¿Y todo para qué o por qué la investigación artística importa?

En el ensayo «Why artistic research matters» de Coessens, Crispin y Douglas, sobre la importancia de la investigación en arte, asistimos a la argumentación sobre la naturaleza del espacio de investigación que existe para y por el artista, así como la supuesta división entre arte y ciencia, al tiempo que proponen una aproximación abierta a dicha investigación artística, abrevando de ambas posturas.

En su reflexión, estos autores se remontan a los antecedentes del arte, exponiendo un breve panorama histórico, en el cual da cuenta de cómo eran conceptualizados el arte y los artistas en el siglo XVII, subrayando el carácter elitista y cortesano de los patrones del arte, mecenas que, al mismo tiempo de fomentar la creación, la restringían, cediendo paso al siglo XVIII, en el cual el arte aparentemente se libera de esas ataduras, pero sin contravenir del todo las convenciones sociales.

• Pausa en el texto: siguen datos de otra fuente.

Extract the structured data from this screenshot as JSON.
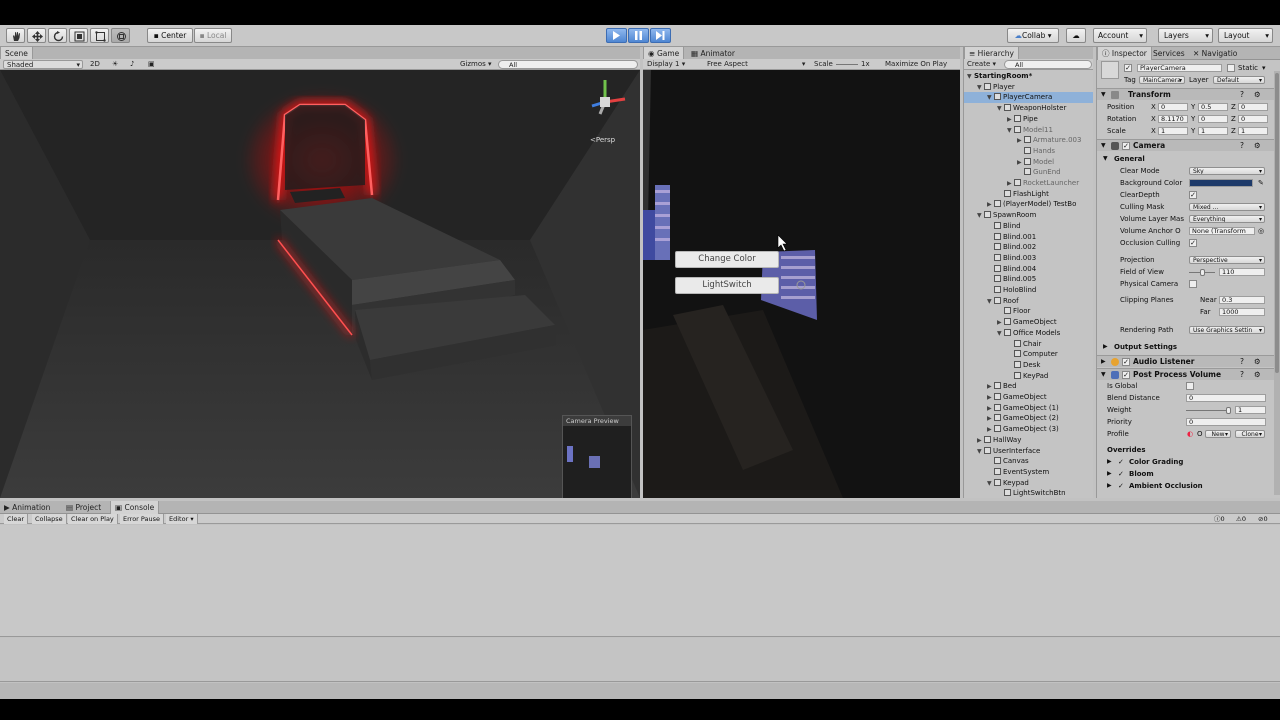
{
  "toolbar": {
    "pivot_label": "Center",
    "space_label": "Local",
    "collab_label": "Collab",
    "account_label": "Account",
    "layers_label": "Layers",
    "layout_label": "Layout"
  },
  "scene": {
    "tab_label": "Scene",
    "shading_mode": "Shaded",
    "mode_2d": "2D",
    "gizmos_label": "Gizmos",
    "search_placeholder": "All",
    "persp_label": "Persp",
    "camera_preview_label": "Camera Preview"
  },
  "game": {
    "tab_label": "Game",
    "animator_tab_label": "Animator",
    "display_label": "Display 1",
    "aspect_label": "Free Aspect",
    "scale_label": "Scale",
    "scale_value": "1x",
    "maximize_label": "Maximize On Play",
    "buttons": [
      "Change Color",
      "LightSwitch"
    ]
  },
  "hierarchy": {
    "tab_label": "Hierarchy",
    "create_label": "Create",
    "search_placeholder": "All",
    "items": [
      {
        "label": "StartingRoom*",
        "depth": 0,
        "arrow": "▼",
        "scene": true
      },
      {
        "label": "Player",
        "depth": 1,
        "arrow": "▼"
      },
      {
        "label": "PlayerCamera",
        "depth": 2,
        "arrow": "▼",
        "selected": true
      },
      {
        "label": "WeaponHolster",
        "depth": 3,
        "arrow": "▼"
      },
      {
        "label": "Pipe",
        "depth": 4,
        "arrow": "▶"
      },
      {
        "label": "Model11",
        "depth": 4,
        "arrow": "▼",
        "grey": true
      },
      {
        "label": "Armature.003",
        "depth": 5,
        "arrow": "▶",
        "grey": true
      },
      {
        "label": "Hands",
        "depth": 5,
        "arrow": "",
        "grey": true
      },
      {
        "label": "Model",
        "depth": 5,
        "arrow": "▶",
        "grey": true
      },
      {
        "label": "GunEnd",
        "depth": 5,
        "arrow": "",
        "grey": true
      },
      {
        "label": "RocketLauncher",
        "depth": 4,
        "arrow": "▶",
        "grey": true
      },
      {
        "label": "FlashLight",
        "depth": 3,
        "arrow": ""
      },
      {
        "label": "(PlayerModel) TestBo",
        "depth": 2,
        "arrow": "▶"
      },
      {
        "label": "SpawnRoom",
        "depth": 1,
        "arrow": "▼"
      },
      {
        "label": "Blind",
        "depth": 2,
        "arrow": ""
      },
      {
        "label": "Blind.001",
        "depth": 2,
        "arrow": ""
      },
      {
        "label": "Blind.002",
        "depth": 2,
        "arrow": ""
      },
      {
        "label": "Blind.003",
        "depth": 2,
        "arrow": ""
      },
      {
        "label": "Blind.004",
        "depth": 2,
        "arrow": ""
      },
      {
        "label": "Blind.005",
        "depth": 2,
        "arrow": ""
      },
      {
        "label": "HoloBlind",
        "depth": 2,
        "arrow": ""
      },
      {
        "label": "Roof",
        "depth": 2,
        "arrow": "▼"
      },
      {
        "label": "Floor",
        "depth": 3,
        "arrow": ""
      },
      {
        "label": "GameObject",
        "depth": 3,
        "arrow": "▶"
      },
      {
        "label": "Office Models",
        "depth": 3,
        "arrow": "▼"
      },
      {
        "label": "Chair",
        "depth": 4,
        "arrow": ""
      },
      {
        "label": "Computer",
        "depth": 4,
        "arrow": ""
      },
      {
        "label": "Desk",
        "depth": 4,
        "arrow": ""
      },
      {
        "label": "KeyPad",
        "depth": 4,
        "arrow": ""
      },
      {
        "label": "Bed",
        "depth": 2,
        "arrow": "▶"
      },
      {
        "label": "GameObject",
        "depth": 2,
        "arrow": "▶"
      },
      {
        "label": "GameObject (1)",
        "depth": 2,
        "arrow": "▶"
      },
      {
        "label": "GameObject (2)",
        "depth": 2,
        "arrow": "▶"
      },
      {
        "label": "GameObject (3)",
        "depth": 2,
        "arrow": "▶"
      },
      {
        "label": "HallWay",
        "depth": 1,
        "arrow": "▶"
      },
      {
        "label": "UserInterface",
        "depth": 1,
        "arrow": "▼"
      },
      {
        "label": "Canvas",
        "depth": 2,
        "arrow": ""
      },
      {
        "label": "EventSystem",
        "depth": 2,
        "arrow": ""
      },
      {
        "label": "Keypad",
        "depth": 2,
        "arrow": "▼"
      },
      {
        "label": "LightSwitchBtn",
        "depth": 3,
        "arrow": ""
      }
    ]
  },
  "inspector": {
    "tab_label": "Inspector",
    "services_label": "Services",
    "navigation_label": "Navigatio",
    "object_name": "PlayerCamera",
    "static_label": "Static",
    "tag_label": "Tag",
    "tag_value": "MainCamera",
    "layer_label": "Layer",
    "layer_value": "Default",
    "transform": {
      "title": "Transform",
      "position_label": "Position",
      "position": [
        "0",
        "0.5",
        "0"
      ],
      "rotation_label": "Rotation",
      "rotation": [
        "8.1170",
        "0",
        "0"
      ],
      "scale_label": "Scale",
      "scale": [
        "1",
        "1",
        "1"
      ],
      "axes": [
        "X",
        "Y",
        "Z"
      ]
    },
    "camera": {
      "title": "Camera",
      "general_label": "General",
      "clear_mode_label": "Clear Mode",
      "clear_mode_value": "Sky",
      "background_label": "Background Color",
      "clear_depth_label": "ClearDepth",
      "culling_mask_label": "Culling Mask",
      "culling_mask_value": "Mixed ...",
      "volume_layer_label": "Volume Layer Mas",
      "volume_layer_value": "Everything",
      "volume_anchor_label": "Volume Anchor O",
      "volume_anchor_value": "None (Transform",
      "occlusion_label": "Occlusion Culling",
      "projection_label": "Projection",
      "projection_value": "Perspective",
      "fov_label": "Field of View",
      "fov_value": "110",
      "fov_fraction": 0.55,
      "physical_label": "Physical Camera",
      "clipping_label": "Clipping Planes",
      "near_label": "Near",
      "near_value": "0.3",
      "far_label": "Far",
      "far_value": "1000",
      "rendering_path_label": "Rendering Path",
      "rendering_path_value": "Use Graphics Settin",
      "output_label": "Output Settings"
    },
    "audio_listener_title": "Audio Listener",
    "post_process": {
      "title": "Post Process Volume",
      "is_global_label": "Is Global",
      "blend_label": "Blend Distance",
      "blend_value": "0",
      "weight_label": "Weight",
      "weight_value": "1",
      "weight_fraction": 0.95,
      "priority_label": "Priority",
      "priority_value": "0",
      "profile_label": "Profile",
      "profile_value": "O",
      "new_label": "New",
      "clone_label": "Clone",
      "overrides_label": "Overrides",
      "overrides": [
        "Color Grading",
        "Bloom",
        "Ambient Occlusion"
      ]
    }
  },
  "console": {
    "tabs": [
      "Animation",
      "Project",
      "Console"
    ],
    "buttons": [
      "Clear",
      "Collapse",
      "Clear on Play",
      "Error Pause",
      "Editor"
    ],
    "count_logs": "0",
    "count_warnings": "0",
    "count_errors": "0"
  },
  "colors": {
    "selection": "#8eb1d9",
    "play_active": "#4f86d2",
    "neon_red": "#ff1a1a",
    "background_color_swatch": "#1e3a6a"
  }
}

Sin caer en un revisionismo histórico que necesariamente ocuparía un espacio más amplio, quisiera subrayar que a dicho periodo que muchos conocemos como Modernidad, se le contraponen otros conceptos más recientes que abonan a la discusión:

La noción de modernidad estética recubre, sin darle concepto, la singularidad de un régimen particular de las artes, es decir de un tipo específico de vínculo entre modos de producción de obras o prácticas, formas de visibilidad de dichas prácticas y modos de conceptualización de unos y otros. (Ranciere: 2002)

No es sino a finales del siglo XIX que los artistas pudieron mantener cierta independencia económica gracias al mercado, pero sin dejar de apelar al apoyo público y privado. Ya entrado el siglo XX, con el auge de los grandes capitales mundiales, el arte logra dar el salto del financiamiento privado al público, siendo la creación artística un capital en sí mismo, custodiado por las políticas de estado y validado institucionalmente a pesar de esa supuesta independencia creativa.

A este respecto, me parece que la relación politizada de la economía y el arte es aquella historia en donde se ha propiciado una transformación del discurso estético sobre gustos y moralidad en uno en donde prima racionalismo económico y la consecuente colusión política y social.

Ahora bien, en pleno siglo XXI la relación entre el estado y el arte se ha vuelto más ambigua, ya que ambos se han vuelto parte de un sincretismo en el cual el valor monetario y las exigencias del mercado se convierten en moneda de cambio, puesto que existe una preocupación generalizada entre la importancia social de la educación y la promoción cultural en los distintos estratos socioeconómicos.

El conocimiento se ha convertido en el foco principal del desarrollo económico y de mercado en las últimas décadas, llevándonos a hablar de una “sociedad del conocimiento”, que encuentra su símil en la “sociedad del espectáculo” de Guy Debord. Parece que vivimos en una “sociedad del conocimiento” donde simplemente este es un término de moda, como forma de conceptualizar y sintetizar los cruciales desarrollos socio-culturales, y donde sólo la investigación en arte puede contribuir a arrojar preguntas, tal vez respuestas, mas no certezas.